Energy Department’s Office of Electricity Delivery and Energy
Reliability, spoke at length about strategies to make the grid more
resilient."
I find that most of the time "renewable" is
code for solar and wind, although there are other renewable alternatives
(nuclear, landfill gas, OTEC, waste to energy, cogeneration, to name a few).
Getting people to switch from electric to propane for cooking,
water heating and clothes drying would save a lot of energy each year
even though propane may not be renewable.
I've posted enough on solar and wind that I won't go into why they are bad ideas again.

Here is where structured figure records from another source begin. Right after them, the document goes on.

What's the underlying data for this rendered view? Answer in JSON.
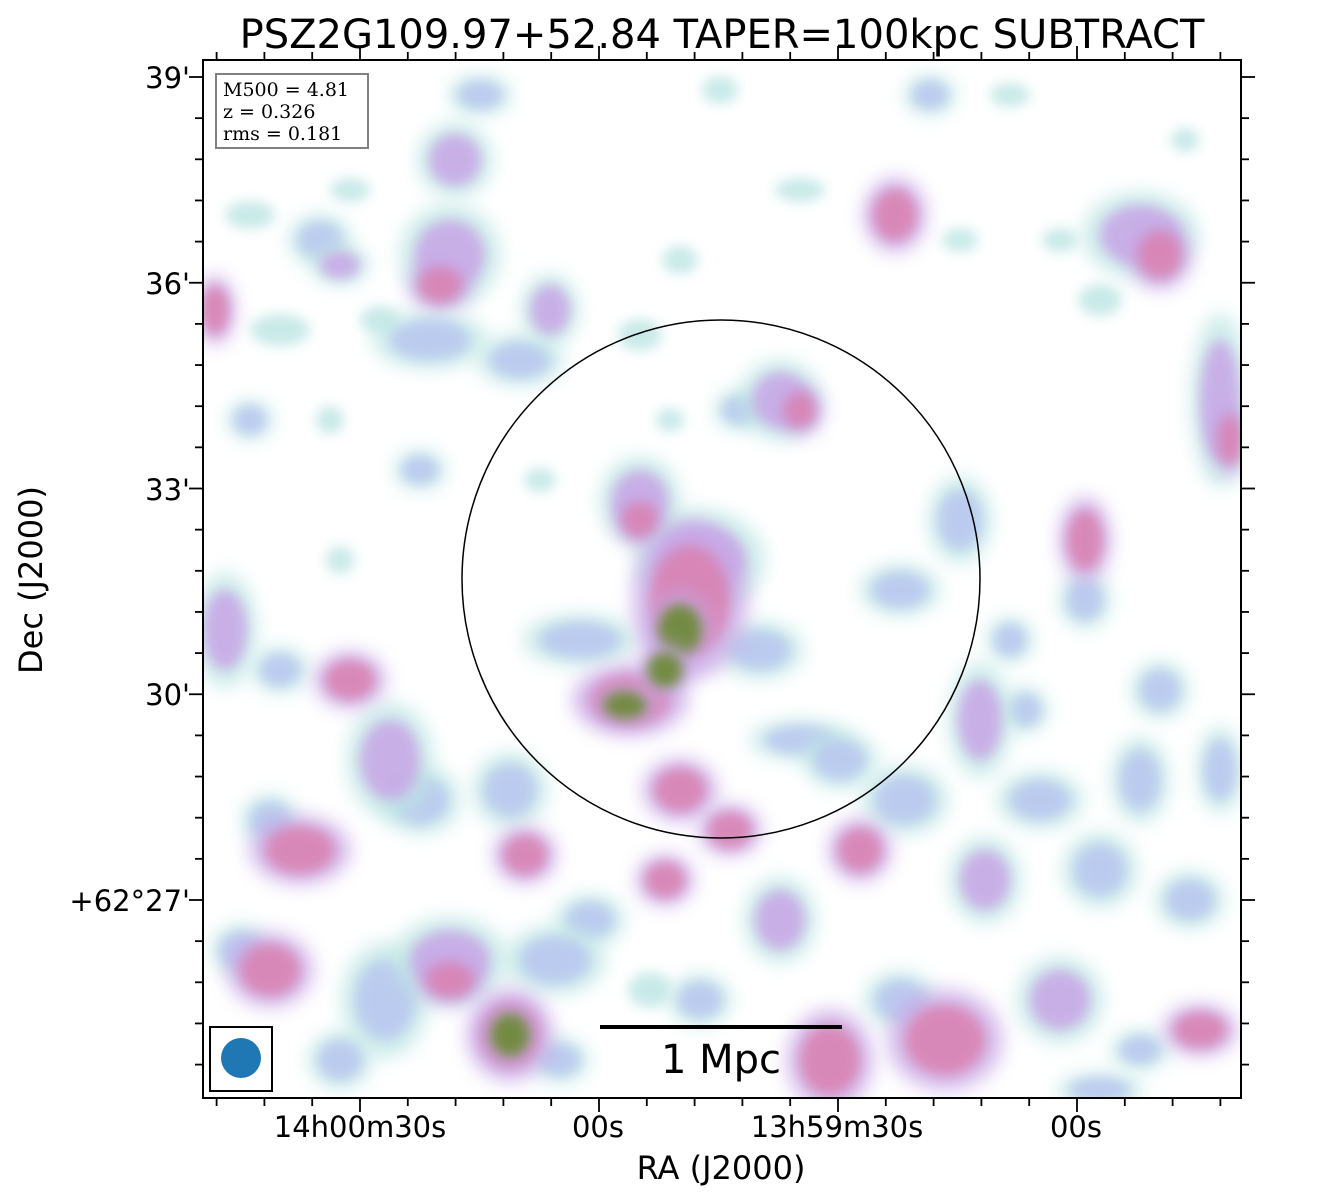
{
  "chart_data": {
    "type": "heatmap",
    "title": "PSZ2G109.97+52.84 TAPER=100kpc SUBTRACT",
    "xlabel": "RA (J2000)",
    "ylabel": "Dec (J2000)",
    "x_ticks": [
      "14h00m30s",
      "00s",
      "13h59m30s",
      "00s"
    ],
    "y_ticks": [
      "39'",
      "36'",
      "33'",
      "30'",
      "+62°27'"
    ],
    "info_box": {
      "line1": "M500 = 4.81",
      "line2": "z = 0.326",
      "line3": "rms = 0.181"
    },
    "scalebar_label": "1 Mpc",
    "colors": {
      "faint": "#bfe6e4",
      "low": "#b8c6f0",
      "mid": "#c7a6e6",
      "high": "#d983b3",
      "peak": "#6e8a3a",
      "beam": "#1f77b4"
    },
    "features": "diffuse emission with central bright cluster core inside R500 circle; bright compact source at lower left"
  }
}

Whatever else they are and are not, they are NOT resilient. Not in the face of a hurricane.
Yes, we need reliable, resilient, power. Yes, we need the power distributed around the island. It is ridiculous that Fajardo gets its power from PeƱuelas. Not just for resiliency but for the cost of transmitting that power all that distance. We need a large number of smaller, 100-500MW plants, perhaps even smaller than 100MW widely distributed.
Many manufacturing plants would like to build microgrids and there is no reason why they can't do it safely and effectively.
Except PREPA:
“We have not been able to do that in the past because typically Prepa
protects its invoices. We are the biggest invoice. They may be concerned
about this kind of threat,” he [Rodrigo Masses] said.
Longer term, I am hoping to see some of these small, package, nuclear power plants in PR in the next 5 years. Now that would be resilient AND renewable. They can put the first one in my backyard at Roosevelt Roads.
I won't feel threatened at all. But perhaps that is because I know something about the safety of nuclear power.